En mai 1951, le Frère, affligé d'une hernie étranglée, dut être hospitalisé au Sacré-Coeur de Hüll. L'opération avait bien réussi, mais il était très difficile de persuader le malade de rester tranquille dans son lit; avant qu'on se soit résolu à l'attacher, il bougeait constamment et était même sorti de son lit. On pouvait s'attendre à une congestion pul­monaire. Elle se déclara de fait le dimanche 27 mai; malgré tous les soins et un traitement à la pénicilline, rien ne put entraver le progrès du mal.. Le Frère fut administré le dimanche même.

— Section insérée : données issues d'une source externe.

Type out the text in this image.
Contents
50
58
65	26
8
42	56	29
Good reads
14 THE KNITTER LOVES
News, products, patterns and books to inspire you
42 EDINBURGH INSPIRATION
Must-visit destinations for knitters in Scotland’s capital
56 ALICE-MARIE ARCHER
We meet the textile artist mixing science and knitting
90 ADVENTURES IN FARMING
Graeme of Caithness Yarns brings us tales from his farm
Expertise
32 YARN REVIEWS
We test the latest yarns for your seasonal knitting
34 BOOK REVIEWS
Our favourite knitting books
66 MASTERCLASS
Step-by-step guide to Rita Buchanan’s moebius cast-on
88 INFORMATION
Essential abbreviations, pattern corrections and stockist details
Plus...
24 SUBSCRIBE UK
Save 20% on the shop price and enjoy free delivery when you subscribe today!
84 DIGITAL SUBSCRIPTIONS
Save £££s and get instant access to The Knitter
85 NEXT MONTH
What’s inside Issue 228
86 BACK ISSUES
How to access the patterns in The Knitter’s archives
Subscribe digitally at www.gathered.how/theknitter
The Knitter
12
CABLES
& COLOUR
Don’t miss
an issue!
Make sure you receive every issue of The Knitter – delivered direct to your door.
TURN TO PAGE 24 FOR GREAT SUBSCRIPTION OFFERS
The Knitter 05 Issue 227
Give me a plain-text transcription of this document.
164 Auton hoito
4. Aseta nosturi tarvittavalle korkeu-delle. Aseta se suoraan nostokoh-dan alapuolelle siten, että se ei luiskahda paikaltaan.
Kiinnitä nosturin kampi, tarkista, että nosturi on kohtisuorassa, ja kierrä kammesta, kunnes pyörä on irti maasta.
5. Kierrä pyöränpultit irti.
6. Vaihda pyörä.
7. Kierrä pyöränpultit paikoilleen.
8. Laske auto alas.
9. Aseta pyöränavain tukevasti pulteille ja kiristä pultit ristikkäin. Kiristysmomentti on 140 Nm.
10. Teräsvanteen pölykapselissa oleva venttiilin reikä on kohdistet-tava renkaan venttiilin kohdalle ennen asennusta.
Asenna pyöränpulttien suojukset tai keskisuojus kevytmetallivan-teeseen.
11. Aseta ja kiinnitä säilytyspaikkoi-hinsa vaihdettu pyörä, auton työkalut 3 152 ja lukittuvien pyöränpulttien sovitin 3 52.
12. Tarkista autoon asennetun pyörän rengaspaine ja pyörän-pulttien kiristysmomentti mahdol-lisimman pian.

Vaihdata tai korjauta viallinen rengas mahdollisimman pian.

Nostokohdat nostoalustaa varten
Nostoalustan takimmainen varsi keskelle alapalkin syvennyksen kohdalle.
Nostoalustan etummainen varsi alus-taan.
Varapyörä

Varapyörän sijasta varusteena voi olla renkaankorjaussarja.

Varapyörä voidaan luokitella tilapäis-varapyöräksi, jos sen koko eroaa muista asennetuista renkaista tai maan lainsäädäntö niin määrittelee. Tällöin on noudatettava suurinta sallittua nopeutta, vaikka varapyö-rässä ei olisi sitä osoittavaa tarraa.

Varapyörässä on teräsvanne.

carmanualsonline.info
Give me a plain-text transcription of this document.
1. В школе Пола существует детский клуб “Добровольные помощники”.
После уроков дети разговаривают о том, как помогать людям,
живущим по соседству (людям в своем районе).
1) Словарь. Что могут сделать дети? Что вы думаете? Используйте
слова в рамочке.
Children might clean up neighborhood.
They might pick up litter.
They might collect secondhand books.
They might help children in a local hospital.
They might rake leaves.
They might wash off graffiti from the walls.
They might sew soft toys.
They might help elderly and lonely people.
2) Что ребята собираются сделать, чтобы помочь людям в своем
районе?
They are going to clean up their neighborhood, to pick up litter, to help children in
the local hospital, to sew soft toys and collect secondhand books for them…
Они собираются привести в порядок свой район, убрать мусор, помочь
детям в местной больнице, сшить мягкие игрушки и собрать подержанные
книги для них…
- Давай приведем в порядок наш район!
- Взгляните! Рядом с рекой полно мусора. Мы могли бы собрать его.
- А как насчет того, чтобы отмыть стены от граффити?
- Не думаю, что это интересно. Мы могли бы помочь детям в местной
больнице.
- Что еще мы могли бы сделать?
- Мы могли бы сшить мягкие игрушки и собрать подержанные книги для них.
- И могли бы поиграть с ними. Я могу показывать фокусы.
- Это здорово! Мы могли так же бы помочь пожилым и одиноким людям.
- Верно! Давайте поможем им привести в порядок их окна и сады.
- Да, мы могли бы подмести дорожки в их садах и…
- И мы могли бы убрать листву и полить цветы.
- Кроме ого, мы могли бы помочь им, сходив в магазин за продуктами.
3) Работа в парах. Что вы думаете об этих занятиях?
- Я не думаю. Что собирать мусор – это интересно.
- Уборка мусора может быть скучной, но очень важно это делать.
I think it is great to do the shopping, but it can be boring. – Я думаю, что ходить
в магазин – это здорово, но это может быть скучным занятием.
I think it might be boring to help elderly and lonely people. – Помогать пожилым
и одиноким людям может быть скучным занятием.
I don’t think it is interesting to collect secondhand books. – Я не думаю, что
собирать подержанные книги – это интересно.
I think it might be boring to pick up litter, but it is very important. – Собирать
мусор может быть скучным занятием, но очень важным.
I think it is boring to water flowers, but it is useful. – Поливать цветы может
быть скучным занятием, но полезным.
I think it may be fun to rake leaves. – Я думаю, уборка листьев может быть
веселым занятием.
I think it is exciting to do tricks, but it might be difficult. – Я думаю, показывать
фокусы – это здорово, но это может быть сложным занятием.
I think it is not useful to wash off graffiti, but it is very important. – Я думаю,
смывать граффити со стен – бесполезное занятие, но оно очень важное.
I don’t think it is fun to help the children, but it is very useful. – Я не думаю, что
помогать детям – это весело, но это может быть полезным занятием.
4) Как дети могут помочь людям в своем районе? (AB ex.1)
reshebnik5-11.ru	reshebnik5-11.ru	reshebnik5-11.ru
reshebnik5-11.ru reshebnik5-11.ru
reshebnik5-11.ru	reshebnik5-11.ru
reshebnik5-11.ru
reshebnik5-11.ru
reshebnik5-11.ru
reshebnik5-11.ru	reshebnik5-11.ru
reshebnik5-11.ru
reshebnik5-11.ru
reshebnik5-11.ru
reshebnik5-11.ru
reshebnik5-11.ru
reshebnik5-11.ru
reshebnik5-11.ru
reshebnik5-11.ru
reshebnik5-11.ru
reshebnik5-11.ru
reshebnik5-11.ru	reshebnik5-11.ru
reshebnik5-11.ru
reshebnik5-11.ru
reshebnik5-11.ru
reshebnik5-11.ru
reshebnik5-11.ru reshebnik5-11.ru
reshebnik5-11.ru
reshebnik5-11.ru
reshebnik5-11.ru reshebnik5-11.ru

Très faible, mais conservant toute sa lucidité, le malade baissait visiblement. Avec de très légers signes de tête, il s'associait aux suggestions de piété qui lui étaient faites, et il égrenait faiblement son chapelet.

Après avoir reçu une dernière absolution et l'Indulgence plénière, il s'éteignit doucement le soir du lundi 28 après avoir perdu connais­sance. Il fut inhumé le jeudi suivant dans le cimetière de la communauté.